Qui allait venir me chercher ? Papa ou maman ? Je me fichais pas mal de l’Antiquité (c’était d’ailleurs la période historique que j’appréciais le moins !). Je ne regardais pas vers le passé mais vers l’avenir ; un avenir très proche qui me conduirait peut-être à reprendre une rouste devant mes camarades de classe.

 

-    Louise, Anaïs et Marie ! appela Sœur Françoise lorsque papa se pointa.

Punaise. J’étais dans le caca.

-    Marie est une nouvelle fois dans le orange, aujourd’hui, et ce n’est que le deuxième jour ! fit remarquer Sœur Françoise à papa. Si elle est encore dans le orange jeudi, elle écopera d’une retenue !

-    Bien, j’ai dit que je ne réagirais pas à chaud donc tu vas m’expliquer ça à la maison, me dit Michael.

Je rivai mes yeux au sol.

-    Oh, dit papa en fronçant les sourcils. Cette fois-ci, tu as vraiment fait une bêtise !

-    J’ai seulement oublié mon petit cahier de littérature comparée, avouai-je alors que nous marchions vers la sortie.

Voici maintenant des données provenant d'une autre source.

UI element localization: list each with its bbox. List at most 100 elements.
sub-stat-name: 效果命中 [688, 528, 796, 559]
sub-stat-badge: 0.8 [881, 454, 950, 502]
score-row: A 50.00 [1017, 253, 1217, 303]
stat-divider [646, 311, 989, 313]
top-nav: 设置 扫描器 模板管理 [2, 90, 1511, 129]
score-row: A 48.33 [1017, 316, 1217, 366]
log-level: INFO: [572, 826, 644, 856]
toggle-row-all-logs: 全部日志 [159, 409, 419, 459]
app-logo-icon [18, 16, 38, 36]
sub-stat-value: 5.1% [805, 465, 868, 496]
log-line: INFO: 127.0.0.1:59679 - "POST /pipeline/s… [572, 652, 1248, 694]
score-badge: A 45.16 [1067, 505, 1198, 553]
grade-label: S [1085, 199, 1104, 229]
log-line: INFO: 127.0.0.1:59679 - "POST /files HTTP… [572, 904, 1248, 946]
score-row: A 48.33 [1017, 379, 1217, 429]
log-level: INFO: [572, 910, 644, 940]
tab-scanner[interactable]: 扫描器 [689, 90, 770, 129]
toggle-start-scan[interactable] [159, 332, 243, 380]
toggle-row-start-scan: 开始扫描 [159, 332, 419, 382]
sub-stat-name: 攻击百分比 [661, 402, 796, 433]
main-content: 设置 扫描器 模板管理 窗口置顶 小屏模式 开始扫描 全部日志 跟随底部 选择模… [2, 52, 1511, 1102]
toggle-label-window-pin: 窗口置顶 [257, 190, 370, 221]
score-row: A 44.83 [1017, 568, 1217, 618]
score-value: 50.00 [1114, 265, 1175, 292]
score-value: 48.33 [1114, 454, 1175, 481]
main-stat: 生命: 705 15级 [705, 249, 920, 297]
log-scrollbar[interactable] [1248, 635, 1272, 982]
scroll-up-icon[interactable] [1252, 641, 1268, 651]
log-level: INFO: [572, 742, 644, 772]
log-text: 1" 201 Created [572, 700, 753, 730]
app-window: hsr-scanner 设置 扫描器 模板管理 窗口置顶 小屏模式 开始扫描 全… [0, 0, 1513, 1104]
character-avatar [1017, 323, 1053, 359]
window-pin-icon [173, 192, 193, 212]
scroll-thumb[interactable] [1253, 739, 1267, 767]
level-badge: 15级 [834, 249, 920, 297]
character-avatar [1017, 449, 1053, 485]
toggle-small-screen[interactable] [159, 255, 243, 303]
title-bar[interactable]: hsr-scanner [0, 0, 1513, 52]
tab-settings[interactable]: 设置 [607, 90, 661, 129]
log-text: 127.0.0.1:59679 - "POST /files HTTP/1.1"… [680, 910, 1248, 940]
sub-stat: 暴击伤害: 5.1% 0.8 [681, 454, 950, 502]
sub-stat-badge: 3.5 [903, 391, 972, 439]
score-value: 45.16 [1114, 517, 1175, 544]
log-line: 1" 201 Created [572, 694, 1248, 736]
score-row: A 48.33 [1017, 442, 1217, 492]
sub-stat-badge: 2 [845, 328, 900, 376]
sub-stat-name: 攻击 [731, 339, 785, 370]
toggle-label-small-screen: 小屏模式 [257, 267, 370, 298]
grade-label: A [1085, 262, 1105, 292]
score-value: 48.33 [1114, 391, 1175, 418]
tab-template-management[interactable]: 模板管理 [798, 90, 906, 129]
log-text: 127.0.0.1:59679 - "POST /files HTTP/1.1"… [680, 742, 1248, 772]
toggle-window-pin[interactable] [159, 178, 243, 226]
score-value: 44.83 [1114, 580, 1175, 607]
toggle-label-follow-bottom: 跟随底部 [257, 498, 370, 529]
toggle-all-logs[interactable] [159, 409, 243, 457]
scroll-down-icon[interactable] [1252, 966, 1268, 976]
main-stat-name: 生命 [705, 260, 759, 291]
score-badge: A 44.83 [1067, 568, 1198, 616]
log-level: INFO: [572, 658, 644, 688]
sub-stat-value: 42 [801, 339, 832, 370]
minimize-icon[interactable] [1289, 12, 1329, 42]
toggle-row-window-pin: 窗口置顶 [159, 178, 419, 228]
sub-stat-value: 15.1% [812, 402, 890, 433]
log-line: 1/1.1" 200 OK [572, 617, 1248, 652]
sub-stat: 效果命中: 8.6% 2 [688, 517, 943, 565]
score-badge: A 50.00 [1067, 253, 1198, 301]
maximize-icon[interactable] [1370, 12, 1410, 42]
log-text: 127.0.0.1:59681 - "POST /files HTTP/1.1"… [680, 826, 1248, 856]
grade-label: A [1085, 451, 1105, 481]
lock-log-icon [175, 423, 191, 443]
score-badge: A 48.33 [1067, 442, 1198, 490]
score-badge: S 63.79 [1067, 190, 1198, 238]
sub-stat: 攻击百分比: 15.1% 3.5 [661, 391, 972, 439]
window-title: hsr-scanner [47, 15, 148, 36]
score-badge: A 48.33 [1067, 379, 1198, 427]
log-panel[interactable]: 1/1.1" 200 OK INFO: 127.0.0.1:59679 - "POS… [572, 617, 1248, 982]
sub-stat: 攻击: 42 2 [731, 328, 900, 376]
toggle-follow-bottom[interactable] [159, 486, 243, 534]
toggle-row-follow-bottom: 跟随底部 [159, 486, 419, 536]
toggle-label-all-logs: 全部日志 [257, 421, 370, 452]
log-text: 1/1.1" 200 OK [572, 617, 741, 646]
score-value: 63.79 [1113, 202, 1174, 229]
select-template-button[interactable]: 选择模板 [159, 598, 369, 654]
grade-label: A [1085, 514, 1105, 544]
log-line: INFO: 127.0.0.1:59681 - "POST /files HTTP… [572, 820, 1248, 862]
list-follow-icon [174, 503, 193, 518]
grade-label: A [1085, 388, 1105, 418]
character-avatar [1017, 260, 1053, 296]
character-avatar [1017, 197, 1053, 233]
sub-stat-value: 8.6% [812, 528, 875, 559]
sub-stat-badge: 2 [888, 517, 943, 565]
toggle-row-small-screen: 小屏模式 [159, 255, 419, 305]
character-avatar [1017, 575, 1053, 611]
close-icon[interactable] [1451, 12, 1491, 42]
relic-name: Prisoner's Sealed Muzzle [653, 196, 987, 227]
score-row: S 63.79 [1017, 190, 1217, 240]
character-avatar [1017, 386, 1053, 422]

-    Pourquoi l’as-tu oublié ? questionna le père de famille. Tu n’as pas préparé ton cartable hier soir ?

-    Si, mais…

-    Mais ?

-    Mais je l’ai quand même oublié.

-    Je te préviens, Marie, c’est la dernière fois ! me gronda mon père en ouvrant le coffre de la voiture pour y mettre nos cartables. Pour ce soir, tu feras tes lignes sans représailles ; mais si tu n’es pas dans le vert jeudi, ce sera la fessée ! Tu te débrouilles comme tu veux mais je te veux dans le vert !

Me faire menacer devant toute ma fratrie ? Je m’en serais vraiment bien passée… Mais au moins, Manoé n’avait pas relevé.

 

       Heureusement, ma mère ne me gronda pas : elle se contenta de me faire les gros yeux et de me tendre mon goûter. Elle en profita d’ailleurs pour me demander :

-    Tu as mangé correctement ce midi ?

-    Oui maman, lui répondis-je.

-    Sûre ?

-    Tu peux demander à Louise et Ana si tu ne me crois pas ! dis-je.

Mes sœurs confirmèrent.

 

       Après le goûter, maman insista pour que nous fassions nos devoirs tous les cinq dans la salle à manger. Selon elle, il était plus simple de nous aider tous les cinq en même temps plutôt que de passer sans cesse de chambre en chambre.

Etant fatiguée et souhaitant boucler mon travail, j’exécutai rapidement mon exercice d’histoire.

-    C’est bâclé, Marie ! me gronda ma mère en le vérifiant. Tu recommences !

-    Je le recommencerai plus tard, c’est pour vendredi ! dis-je.

-    Non, tu le recommences maintenant, tant que le cours est encore frais dans ta mémoire.

-    Mais c’est bon, maman ! dis-je, saoulée. Et puis, il est fait, au moins !

Scarlett s’empara de mon cahier et déchira la page sous mes yeux écarquillés.

-    Tu recommences, Marie ! Et tu t’appliques, cette fois-ci ! Sinon, j’arrache une nouvelle fois la page !

-    Mais maman…

-    Tu veux une fessée ?!

-    Non maman, répondis-je.

-    Termine ton exercice.

Je préférais vraiment lorsque mes parents ne se mêlaient pas de mon travail scolaire… !

 

       Le début de soirée et le dîner furent calmes, Manoé ne fit aucune vague, ayant apparemment retenu la leçon de ce matin.  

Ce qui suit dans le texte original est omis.